Researchers can obtain the summary of output using function
`summary()`

.

`summary(out)`

```
## ==================
## DSL Specification:
## ==================
## Model: logit
## Call: SendOrNot ~ countyWrong + prefecWrong + connect2b + prevalence + regionj + groupIssue
##
## Predicted Variables: countyWrong
## Prediction: pred_countyWrong
##
## Number of Labeled Observations: 500
## Random Sampling for Labeling with Equal Probability: Yes
##
## =============
## Coefficients:
## =============
## Estimate Std. Error CI Lower CI Upper p value
## (Intercept) 2.0979 0.3621 1.3882 2.8077 0.0000 ***
## countyWrong -0.2613 0.2230 -0.6983 0.1757 0.1206
## prefecWrong -1.1163 0.2970 -1.6983 -0.5342 0.0001 ***
## connect2b -0.0789 0.1197 -0.3135 0.1557 0.2550
## prevalence -0.3269 0.1520 -0.6247 -0.0290 0.0157 *
## regionj 0.1254 0.4565 -0.7694 1.0203 0.3917
## groupIssue -2.3224 0.3597 -3.0274 -1.6174 0.0000 ***
## ---
## Signif. codes: 0 '***' 0.001 '**' 0.01 '*' 0.05 '.' 0.1 ' ' 1
## 95% confidence intervals (CI) are reported.
```

It first outputs the specification of the DSL estimation, including
the number of labeled observations and the sampling process for expert
annotations. When users do not specify explicitly, function
`dsl()`

assumes random sampling with equal probabilities. If
users deployed a sampling strategy other than random sampling with equal
probabilities, they have to explicitly specify it using argument
`sample_prob`

when fitting `dsl`

(please see this page).

As for coefficients, researchers can interpret estimates and standard
errors as in the usual regression analyses. The package implements the
hetroskedasticity-robust standard errors by default. When users want to
compute cluster-robust standard errors, they can use argument
`cluster`

, which we explain more here.

The package supports different types of regression models: linear
regression (`lm`

), logistic regression (`logit`

),
and linear fixed-effects regression (`felm`

). To learn more
about each model, please visit **Models Available in
DSL**.

To help users apply DSL in various practical settings, we answer
frequently asked questions at **Frequently Asked
Questions**, including how to determine the required number
of expert annotations, how to incorporate more complex sampling
strategies for expert annotations, and how to handle cluster standard
errors.

**References:**

Egami, Hinck, Stewart, and Wei. (2024). “Using Large Language Model Annotations for the Social Sciences: A General Framework of Using Predicted Variables in Downstream Analyses.”

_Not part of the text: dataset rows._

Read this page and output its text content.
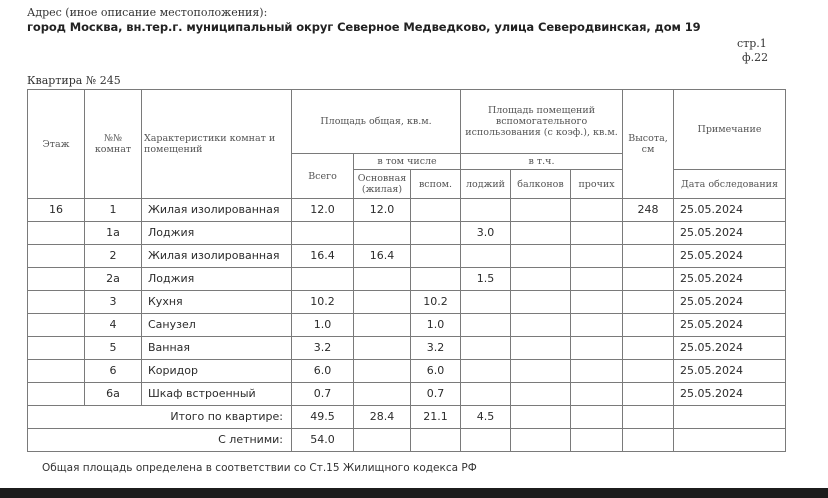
Адрес (иное описание местоположения):
город Москва, вн.тер.г. муниципальный округ Северное Медведково, улица Северодвинская, дом 19
стр.1
ф.22
Квартира № 245
Этаж	№№ комнат	Характеристики комнат и помещений	Площадь общая, кв.м.			Площадь помещений вспомогательного использования (с коэф.), кв.м.			Высота, см	Примечание
			Всего	в том числе		в т.ч.				
				Основная (жилая)	вспом.	лоджий	балконов	прочих		Дата обследования
16	1	Жилая изолированная	12.0	12.0					248	25.05.2024
	1а	Лоджия				3.0				25.05.2024
	2	Жилая изолированная	16.4	16.4						25.05.2024
	2а	Лоджия				1.5				25.05.2024
	3	Кухня	10.2		10.2					25.05.2024
	4	Санузел	1.0		1.0					25.05.2024
	5	Ванная	3.2		3.2					25.05.2024
	6	Коридор	6.0		6.0					25.05.2024
	6а	Шкаф встроенный	0.7		0.7					25.05.2024
Итого по квартире:			49.5	28.4	21.1	4.5				
С летними:			54.0							
Общая площадь определена в соответствии со Ст.15 Жилищного кодекса РФ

Egami, Hinck, Stewart, and Wei. (2023). Using Imperfect Surrogates for Downstream Inference: Design-based Supervised Learning for Social Science Applications of Large Language Models, Advances in Neural Information Processing Systems (NeurIPS).

Pan and Chen. (2018). Concealing Corruption: How Chinese Officials Distort Upward Reporting of Online Grievances. American Political Science Review 112, 3, 602–620.